The main thing not to like is the idea that there could be such a simple relationship between socially-conditioned phenomena like trust and morality, and the machinations of single molecule. The evolutionary biologist Leslie Orgel said it well with his ‘third rule’: “Biology is more complicated than you imagine, even when you take Orgel’s third rule into account”. Sure enough, the emerging scientific story says things are far from simple.
Carsten de Dreu of the University of Amsterdam has published a series of important studies showing that whether oxytocin has a prosocial effect, or an antisocial effect, seems to depend critically on who the interactions are between. In one study, OXT was found to increase generosity within a participant’s ingroup (i.e., among participants judged as similar) but to actually decrease it for interactions with outgroup members. Another study produced even more dramatic results: here, OXT infusion led volunteers to adopt more derogatory attitudes to outgroup members, even when ingroup and outgroup compositions were determined arbitrarily. OXT can even increase social conformity, as shown in a recent study in which volunteers were divided into two groups and had to judge the attractiveness of arbitrary shapes.

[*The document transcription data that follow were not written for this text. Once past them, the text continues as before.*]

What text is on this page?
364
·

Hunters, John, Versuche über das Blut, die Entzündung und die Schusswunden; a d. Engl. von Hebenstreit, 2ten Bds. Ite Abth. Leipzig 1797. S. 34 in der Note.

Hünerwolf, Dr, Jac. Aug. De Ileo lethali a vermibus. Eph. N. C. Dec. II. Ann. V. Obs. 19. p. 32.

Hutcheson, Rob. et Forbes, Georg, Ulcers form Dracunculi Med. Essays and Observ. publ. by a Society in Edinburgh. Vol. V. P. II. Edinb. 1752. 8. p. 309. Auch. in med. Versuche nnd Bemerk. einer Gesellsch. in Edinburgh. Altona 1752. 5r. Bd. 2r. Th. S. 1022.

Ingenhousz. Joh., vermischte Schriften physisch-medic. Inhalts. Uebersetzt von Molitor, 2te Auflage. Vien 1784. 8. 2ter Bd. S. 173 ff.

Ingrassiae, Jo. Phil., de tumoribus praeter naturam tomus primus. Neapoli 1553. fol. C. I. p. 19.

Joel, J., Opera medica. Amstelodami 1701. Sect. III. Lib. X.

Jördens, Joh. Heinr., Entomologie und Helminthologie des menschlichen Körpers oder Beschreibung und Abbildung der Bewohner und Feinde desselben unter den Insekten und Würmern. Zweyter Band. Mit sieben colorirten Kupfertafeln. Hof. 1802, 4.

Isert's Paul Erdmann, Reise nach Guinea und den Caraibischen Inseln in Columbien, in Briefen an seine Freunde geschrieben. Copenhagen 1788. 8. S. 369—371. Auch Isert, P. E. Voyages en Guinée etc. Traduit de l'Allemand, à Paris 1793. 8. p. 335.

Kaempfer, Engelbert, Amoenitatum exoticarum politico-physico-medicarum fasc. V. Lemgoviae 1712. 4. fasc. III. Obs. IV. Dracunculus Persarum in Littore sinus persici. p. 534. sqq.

All this should make us look very suspiciously on claims that OXT is any kind of ‘moral molecule’ as some might suggest. So where do we go from here? A crucial next step is to try to understand how the complex interplay between OXT and behaviour is mediated by the brain. Work in this area has already begun: the research on autism, for example, has shown that OXT infusion leads to autistic brains better differentiating between emotional and non-emotional stimuli. This work complements emerging social neuroscience studies showing how social stereotypes can affect even very basic perceptual processes. In one example, current studies in our lab are indicating that outgroup faces (e.g., Moroccans for Caucasian Dutch subjects) are literally harder to see than ingroup faces.
Neuroscience has come in for a lot of recent criticism for reductionist ‘explanations’ in which complex cognitive phenomena are identified with activity in this-or-that brain region. Following this pattern, talk of ‘moral molecules’ is, like crime in multi-storey car-parks, wrong on so many levels. There are no moral molecules, only moral people (and maybe moral societies). But let’s not allow this kind of over-reaching to blind us to the progress being made when sufficient attention is paid to the complex hierarchical interactions linking molecules to minds. Neuroscience is wonderfully exciting and has enormous potential for human betterment. It’s just not the whole story.
This piece is based on a talk given at Brighton’s Catalyst Club as part of the 2014 Brighton Science Festival.